Nous parlons donc de projet en devenir mais bien réel et tous nous inquiètent. Si un seul prend forme ce sera au final un mitage complet de nos régions. Nous recensons actuellement près de 30 communes concernées entre la communauté de communes « des Rives de Saône » anciens cantons de Saint-Jean-de-Losne, et Seurre, celle d’Auxonne et de Jura Nord, et de toute la « plaine du finage ». Ce qui est commun à tous c’est que des plans d’implantations circulent bien avant que les populations soient informées. Sans nos interventions celles-ci seraient mises devant le fait accompli !

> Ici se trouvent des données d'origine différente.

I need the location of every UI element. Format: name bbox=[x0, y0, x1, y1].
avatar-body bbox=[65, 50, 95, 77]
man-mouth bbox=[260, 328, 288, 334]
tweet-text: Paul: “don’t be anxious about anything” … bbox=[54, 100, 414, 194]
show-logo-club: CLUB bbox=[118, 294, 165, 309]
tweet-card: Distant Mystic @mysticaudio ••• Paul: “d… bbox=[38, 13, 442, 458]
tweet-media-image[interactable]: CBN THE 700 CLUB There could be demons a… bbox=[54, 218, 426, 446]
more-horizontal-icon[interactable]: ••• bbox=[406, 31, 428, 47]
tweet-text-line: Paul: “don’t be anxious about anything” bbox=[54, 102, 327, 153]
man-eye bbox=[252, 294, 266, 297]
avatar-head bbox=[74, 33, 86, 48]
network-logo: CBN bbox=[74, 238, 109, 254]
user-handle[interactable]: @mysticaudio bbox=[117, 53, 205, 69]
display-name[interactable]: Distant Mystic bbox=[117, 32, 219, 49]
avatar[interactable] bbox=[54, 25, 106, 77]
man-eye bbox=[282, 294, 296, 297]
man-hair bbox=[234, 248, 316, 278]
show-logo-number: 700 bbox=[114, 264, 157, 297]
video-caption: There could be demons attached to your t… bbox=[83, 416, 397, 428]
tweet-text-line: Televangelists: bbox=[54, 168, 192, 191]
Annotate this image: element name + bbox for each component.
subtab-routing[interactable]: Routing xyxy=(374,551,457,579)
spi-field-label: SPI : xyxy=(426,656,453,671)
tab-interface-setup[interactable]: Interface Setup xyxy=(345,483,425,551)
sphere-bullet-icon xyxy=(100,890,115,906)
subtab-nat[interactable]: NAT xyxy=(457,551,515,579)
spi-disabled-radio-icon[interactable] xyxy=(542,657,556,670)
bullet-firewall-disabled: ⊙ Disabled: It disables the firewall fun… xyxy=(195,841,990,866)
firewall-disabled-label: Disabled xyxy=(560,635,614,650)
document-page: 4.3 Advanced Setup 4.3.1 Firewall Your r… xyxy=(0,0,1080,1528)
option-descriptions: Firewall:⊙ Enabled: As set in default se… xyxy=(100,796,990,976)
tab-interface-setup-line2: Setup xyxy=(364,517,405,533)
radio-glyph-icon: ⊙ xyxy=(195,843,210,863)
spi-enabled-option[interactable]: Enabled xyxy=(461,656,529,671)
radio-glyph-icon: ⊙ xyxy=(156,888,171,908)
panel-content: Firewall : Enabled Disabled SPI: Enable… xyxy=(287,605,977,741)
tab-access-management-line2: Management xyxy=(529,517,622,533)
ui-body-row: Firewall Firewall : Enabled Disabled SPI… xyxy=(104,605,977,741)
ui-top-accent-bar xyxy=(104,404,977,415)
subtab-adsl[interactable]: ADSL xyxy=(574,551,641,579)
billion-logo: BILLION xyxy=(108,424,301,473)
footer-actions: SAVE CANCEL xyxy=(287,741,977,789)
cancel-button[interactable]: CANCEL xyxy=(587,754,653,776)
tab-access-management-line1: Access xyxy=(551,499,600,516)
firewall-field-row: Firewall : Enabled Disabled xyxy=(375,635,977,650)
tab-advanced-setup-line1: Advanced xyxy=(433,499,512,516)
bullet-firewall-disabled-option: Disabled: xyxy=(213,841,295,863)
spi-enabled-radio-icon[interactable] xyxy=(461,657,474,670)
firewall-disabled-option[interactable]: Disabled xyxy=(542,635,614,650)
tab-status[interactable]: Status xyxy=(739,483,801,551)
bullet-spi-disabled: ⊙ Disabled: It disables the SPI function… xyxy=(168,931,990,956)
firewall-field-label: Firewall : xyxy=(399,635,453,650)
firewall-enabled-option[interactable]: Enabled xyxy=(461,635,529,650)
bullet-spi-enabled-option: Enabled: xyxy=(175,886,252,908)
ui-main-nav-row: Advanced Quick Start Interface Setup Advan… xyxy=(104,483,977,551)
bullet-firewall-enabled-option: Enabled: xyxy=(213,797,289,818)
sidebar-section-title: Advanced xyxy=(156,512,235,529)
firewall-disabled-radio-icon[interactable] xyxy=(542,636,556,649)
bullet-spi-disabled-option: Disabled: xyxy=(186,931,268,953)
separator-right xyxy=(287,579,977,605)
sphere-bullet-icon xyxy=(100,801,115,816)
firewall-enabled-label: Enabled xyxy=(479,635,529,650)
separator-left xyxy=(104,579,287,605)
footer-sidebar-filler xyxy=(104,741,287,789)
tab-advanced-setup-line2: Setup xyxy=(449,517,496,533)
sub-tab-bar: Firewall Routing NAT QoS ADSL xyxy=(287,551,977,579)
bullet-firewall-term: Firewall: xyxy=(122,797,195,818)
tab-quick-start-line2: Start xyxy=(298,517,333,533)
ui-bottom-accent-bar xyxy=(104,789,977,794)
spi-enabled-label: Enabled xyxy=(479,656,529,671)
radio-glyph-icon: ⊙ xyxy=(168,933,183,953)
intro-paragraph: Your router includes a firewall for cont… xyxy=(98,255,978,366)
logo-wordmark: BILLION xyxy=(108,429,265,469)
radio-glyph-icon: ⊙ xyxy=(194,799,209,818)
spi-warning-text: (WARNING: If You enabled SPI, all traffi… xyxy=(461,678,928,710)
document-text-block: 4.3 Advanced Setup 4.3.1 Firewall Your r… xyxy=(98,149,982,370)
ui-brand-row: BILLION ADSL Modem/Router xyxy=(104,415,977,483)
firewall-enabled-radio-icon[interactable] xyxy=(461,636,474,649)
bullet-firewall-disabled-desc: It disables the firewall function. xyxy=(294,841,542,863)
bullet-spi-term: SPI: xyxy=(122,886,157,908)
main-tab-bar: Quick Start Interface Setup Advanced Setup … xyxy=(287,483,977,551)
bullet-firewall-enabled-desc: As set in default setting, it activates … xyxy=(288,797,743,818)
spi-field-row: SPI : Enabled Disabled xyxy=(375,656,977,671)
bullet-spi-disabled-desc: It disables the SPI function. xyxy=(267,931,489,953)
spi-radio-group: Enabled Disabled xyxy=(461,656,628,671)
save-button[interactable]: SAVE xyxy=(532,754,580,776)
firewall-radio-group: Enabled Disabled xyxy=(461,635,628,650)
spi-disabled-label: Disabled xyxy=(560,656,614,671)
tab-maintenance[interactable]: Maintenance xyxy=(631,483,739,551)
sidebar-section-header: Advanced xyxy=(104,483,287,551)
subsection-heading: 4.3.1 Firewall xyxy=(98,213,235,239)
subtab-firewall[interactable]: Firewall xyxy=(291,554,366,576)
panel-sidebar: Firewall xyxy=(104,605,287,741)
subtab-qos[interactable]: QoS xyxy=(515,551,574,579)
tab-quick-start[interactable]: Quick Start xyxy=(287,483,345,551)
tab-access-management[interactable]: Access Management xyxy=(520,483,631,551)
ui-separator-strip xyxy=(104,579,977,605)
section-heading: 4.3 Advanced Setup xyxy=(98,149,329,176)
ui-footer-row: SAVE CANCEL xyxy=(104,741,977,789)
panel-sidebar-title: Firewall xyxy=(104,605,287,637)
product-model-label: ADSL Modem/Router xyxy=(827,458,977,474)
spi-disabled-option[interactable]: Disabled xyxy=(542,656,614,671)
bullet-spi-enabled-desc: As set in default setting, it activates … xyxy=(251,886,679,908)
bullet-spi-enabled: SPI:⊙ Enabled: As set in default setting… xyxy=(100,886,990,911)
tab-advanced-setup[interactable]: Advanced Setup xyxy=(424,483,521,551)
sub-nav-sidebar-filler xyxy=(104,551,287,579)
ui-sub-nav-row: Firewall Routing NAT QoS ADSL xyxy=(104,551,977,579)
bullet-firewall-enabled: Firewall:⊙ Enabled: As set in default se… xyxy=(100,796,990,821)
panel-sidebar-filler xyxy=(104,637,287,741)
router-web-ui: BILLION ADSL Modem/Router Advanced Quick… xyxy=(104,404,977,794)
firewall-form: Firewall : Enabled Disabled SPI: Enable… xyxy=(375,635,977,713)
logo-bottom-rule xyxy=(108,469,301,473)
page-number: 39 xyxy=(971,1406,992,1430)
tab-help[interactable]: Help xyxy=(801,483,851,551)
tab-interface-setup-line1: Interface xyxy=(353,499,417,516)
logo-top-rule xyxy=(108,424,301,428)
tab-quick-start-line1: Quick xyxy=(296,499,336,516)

Concrètement que cela donnerait sur le terrain ?
Il s’agit d’un déploiement massif de machines qui culmineront entre 220m et 240m en bout de pales qui vont changer drastiquement, pour ne pas dire démolir, nos régions en les transformant brutalement en une immense zone industrielle visible à des kilomètres. Tout le tissu économique et social va être impacté. Qui aurait envie de venir habiter, vivre, séjourner, se détendre au milieu d’un tel environnement ? La démesure de ces projets impactera toutes les communes. Quel intérêt de visiter le clocher de la Collégiale de Dole pour se trouver nez à nez avec des éoliennes ? Ne pratiquons pas l’angélisme, la commune qui accepte l’éolien accepte de nuire à son voisin.
D’ailleurs, pourquoi de telles machines ? Notre région est quantifiée scientifiquement faiblement ventée. La mesure du mât installé à Grosbois les Tichey (21), n’a jamais atteint une force moyenne annuelle de 5m/s depuis 2018 (4,8m/s). Il est géographiquement improbable que le vent soit plus favorable à un autre endroit du périmètre concerné. Selon des données diffusées par France Energie Eolienne, une rentabilité énergétique s’obtient à partir d’une force moyenne de 12,5m/s. Ce n’est donc pas l’intérêt énergétique qui est recherché.
En palliatif nous sont proposées des machines qui vont culminer à 240m en dessus de pale. A part concevoir une machine qui fabrique du vent, il s’agit d’une logique incompréhensible. En revanche les impacts négatifs, aujourd’hui reconnus (syndrome éolien, bruits, visuel dégradant, valeur immobilière etc…), seront démultipliés d’autant plus que le tissu communal au maillage très serré ne permet pas un éloignement suffisant dans une région remarquablement plane. L’exposition des populations annoncée est sans précédent et effrayante.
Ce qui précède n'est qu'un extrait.